Diseases such as Parkinson’s disease, schizophrenia and even depression are at least partly the result of changes in brain chemistry. On the other hand, however, we can also use our knowledge of the messenger substances of the nervous system to treat precisely these diseases. Incidentally, neurotransmitters are by no means the same as hormones. While hormones are released into the bloodstream and reach their target organs via the circulatory system, neurotransmitters are only used for communication within the nervous system.

Tasks of the neurotransmitters

Within individual nerve cells (neurons), which in humans can be more than one meter long, the information is transmitted via electrical voltage, comparable to power cables. However, this conduction is regularly interrupted when the information is to be passed on from one neuron to another. This is where the chemical component of information transmission in the brain by means of neurotransmitters comes into play.

The contact points between neurons where the chemical information transfer takes place are called synapses. About one trillion of them exist in our brain alone. Applied to the number of neurons themselves, this means that each individual nerve cell is connected to 1000 other nerve cells on average.
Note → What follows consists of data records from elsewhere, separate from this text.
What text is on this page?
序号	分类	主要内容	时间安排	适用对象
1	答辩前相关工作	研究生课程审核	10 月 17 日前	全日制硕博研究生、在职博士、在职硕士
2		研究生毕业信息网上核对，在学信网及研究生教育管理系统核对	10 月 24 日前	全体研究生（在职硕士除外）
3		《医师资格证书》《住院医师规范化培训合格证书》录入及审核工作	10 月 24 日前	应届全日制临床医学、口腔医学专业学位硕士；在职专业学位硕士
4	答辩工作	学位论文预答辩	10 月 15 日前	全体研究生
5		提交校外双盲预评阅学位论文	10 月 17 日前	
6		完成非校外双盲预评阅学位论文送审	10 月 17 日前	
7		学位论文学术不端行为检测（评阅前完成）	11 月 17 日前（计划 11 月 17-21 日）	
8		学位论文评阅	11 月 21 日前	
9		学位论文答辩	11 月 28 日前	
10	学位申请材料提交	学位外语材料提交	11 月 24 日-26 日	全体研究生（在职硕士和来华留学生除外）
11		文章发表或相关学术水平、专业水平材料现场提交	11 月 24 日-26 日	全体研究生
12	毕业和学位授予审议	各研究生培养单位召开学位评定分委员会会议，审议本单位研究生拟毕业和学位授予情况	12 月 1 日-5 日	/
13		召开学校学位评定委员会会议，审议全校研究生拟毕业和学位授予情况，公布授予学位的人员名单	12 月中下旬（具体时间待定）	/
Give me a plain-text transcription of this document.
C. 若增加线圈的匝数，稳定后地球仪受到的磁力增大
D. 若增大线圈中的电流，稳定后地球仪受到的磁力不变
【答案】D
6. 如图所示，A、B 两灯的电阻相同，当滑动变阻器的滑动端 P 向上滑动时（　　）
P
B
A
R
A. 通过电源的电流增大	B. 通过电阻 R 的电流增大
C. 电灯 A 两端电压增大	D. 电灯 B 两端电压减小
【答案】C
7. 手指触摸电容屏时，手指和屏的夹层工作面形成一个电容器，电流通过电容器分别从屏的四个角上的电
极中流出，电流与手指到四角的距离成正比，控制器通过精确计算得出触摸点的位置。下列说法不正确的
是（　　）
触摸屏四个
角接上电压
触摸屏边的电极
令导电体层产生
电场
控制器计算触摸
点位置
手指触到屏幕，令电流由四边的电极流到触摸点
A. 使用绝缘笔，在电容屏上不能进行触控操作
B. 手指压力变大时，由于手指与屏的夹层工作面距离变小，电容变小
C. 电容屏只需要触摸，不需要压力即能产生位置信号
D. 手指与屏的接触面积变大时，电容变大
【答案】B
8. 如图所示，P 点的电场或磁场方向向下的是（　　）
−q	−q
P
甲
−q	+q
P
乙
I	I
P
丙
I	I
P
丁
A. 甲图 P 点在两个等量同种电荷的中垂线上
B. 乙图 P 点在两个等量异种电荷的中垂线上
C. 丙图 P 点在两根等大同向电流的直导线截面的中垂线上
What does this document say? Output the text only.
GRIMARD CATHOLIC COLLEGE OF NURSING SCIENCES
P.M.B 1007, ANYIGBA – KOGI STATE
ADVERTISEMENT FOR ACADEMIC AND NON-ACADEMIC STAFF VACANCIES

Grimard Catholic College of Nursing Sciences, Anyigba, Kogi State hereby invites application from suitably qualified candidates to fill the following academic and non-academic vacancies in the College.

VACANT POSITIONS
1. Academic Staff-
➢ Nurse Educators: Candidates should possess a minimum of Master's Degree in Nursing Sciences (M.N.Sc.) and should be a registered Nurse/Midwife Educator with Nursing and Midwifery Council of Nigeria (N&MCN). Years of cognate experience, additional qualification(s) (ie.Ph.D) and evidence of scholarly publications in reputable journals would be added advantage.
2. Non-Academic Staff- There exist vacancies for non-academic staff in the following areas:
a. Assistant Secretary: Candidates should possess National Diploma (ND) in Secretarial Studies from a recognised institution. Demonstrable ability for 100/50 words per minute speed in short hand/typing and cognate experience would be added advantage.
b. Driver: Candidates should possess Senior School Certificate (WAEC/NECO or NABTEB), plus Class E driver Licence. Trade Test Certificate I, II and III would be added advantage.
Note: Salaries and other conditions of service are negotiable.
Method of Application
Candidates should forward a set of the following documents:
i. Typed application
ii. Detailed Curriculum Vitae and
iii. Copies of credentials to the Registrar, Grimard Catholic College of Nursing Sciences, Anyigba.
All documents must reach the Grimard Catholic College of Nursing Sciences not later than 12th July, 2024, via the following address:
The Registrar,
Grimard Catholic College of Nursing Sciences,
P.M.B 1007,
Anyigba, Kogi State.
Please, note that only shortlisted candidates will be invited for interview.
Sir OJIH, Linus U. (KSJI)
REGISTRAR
The task of the neurotransmitters is therefore to bridge the interruption of the electrical impulse between two neurons. This is done by the impulse arriving at the synapse leading to the release of neurotransmitters from their storage vesicles of Neuron A into the synaptic cleft. In this gap between the neurons, which is only a few nanometers wide, the messenger substances diffuse to their corresponding receptors on Neuron B.

Here, the chemical information is converted back into electrical information. The effect that each individual neurotransmitter achieves in this process depends very much on the brain region in which this mechanism takes place. As a result, a particular neurotransmitter performs a variety of tasks in different areas of the brain. It is important to know that neurotransmitters do not always have an excitatory effect on the downstream nerve cell, but can also have an inhibitory effect on the electrical transmission of information.